并行流（） java 1.8 与 11

Question

Consider the following code:

public class StreamDemo {
    public static void main(String[] args) {
        StreamObject obj = new StreamObject();
        obj.setName("mystream");

        List<Integer> list = new ArrayList<>(Arrays.asList(1, 2, 3, 4, 5));

        list.parallelStream().forEach(l -> {
            obj.setId(l);
            System.out.println(obj + Thread.currentThread().getName());
        });
    }

    static public class StreamObject {
        private String name;
        private Integer id;

        // getters, setters, toString()
    }
}

When it is compiled and run with java 11, it returns the following:

StreamObject{name='mystream', id=4}ForkJoinPool.commonPool-worker-23
StreamObject{name='mystream', id=4}main
StreamObject{name='mystream', id=4}ForkJoinPool.commonPool-worker-9
StreamObject{name='mystream', id=4}ForkJoinPool.commonPool-worker-5
StreamObject{name='mystream', id=4}ForkJoinPool.commonPool-worker-19

But with java 1.8, it returns different result:

StreamObject{name='mystream', id=3}main
StreamObject{name='mystream', id=5}ForkJoinPool.commonPool-worker-2
StreamObject{name='mystream', id=2}ForkJoinPool.commonPool-worker-9
StreamObject{name='mystream', id=1}ForkJoinPool.commonPool-worker-11
StreamObject{name='mystream', id=4}ForkJoinPool.commonPool-worker-4

Why results are different?

Answer 1

Both results are consistent with the Java Memory Model.

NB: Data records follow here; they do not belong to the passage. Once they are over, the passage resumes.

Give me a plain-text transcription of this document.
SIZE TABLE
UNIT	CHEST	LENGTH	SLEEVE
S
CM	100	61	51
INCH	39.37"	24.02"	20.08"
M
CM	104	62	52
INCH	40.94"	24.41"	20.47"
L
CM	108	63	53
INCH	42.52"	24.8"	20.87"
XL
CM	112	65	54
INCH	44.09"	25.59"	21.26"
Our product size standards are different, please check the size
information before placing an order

One possible ordering in which execution occurs is:

T1 calls setId
T1 prints
T2 calls setId
T2 prints
...
T5 calls setId
T5 prints

but, because you don't do anything to ensure that the set and print occur atomically, the following is also allowed (as are many other orderings):

T3 calls setId
T1 calls setId
T2 calls setId
T5 calls setId
T4 calls setId

T1 prints
T1 prints
...
T5 prints

So, the reason they're different is because the specification doesn't require them to be the same; and some subtle (or perhaps not-so-subtle) implementation (or environmental) difference means they execute differently.

But, you say, what is the implementation difference? That's not something you should need to care about (which sounds like bluster to cover for not knowing: I really don't). You should care about the Java Memory Model , because that gives the guaranteed properties.

For example, if you want the "Java 8" behaviour, you can synchronize the threads on a common monitor, for example obj :

list.parallelStream().forEach(l -> {
    synchronized (obj) {
        obj.setId(l);
        System.out.println(obj + Thread.currentThread().getName());
    }
});

Of course, the threads still will execute in an arbitrary order; but each thread will print the value that it set.

Answer 2

There is no difference in Java 8 and Java 11, for each run we are getting different results. If we want to print properly we can use synchronize block, but we will lose the benefit of parallelStream in this case.

JAVA 8

JAVA 11

Answer 3

Note that this behaviour is explicitly non deterministic as per the javadoc, so both outputs are valid execution orders.

The behavior of this operation is explicitly nondeterministic. For parallel stream pipelines, this operation does not guarantee to respect the encounter order of the stream, as doing so would sacrifice the benefit of parallelism. For any given element, the action may be performed at whatever time and in whatever thread the library chooses. If the action accesses shared state, it is responsible for providing the required synchronization.

Answer 4

I suppose that if you didn't use the forEachOrdered method and instead you're using forEach on the stream it means that each time you should receive different values no matter which JDK you will use.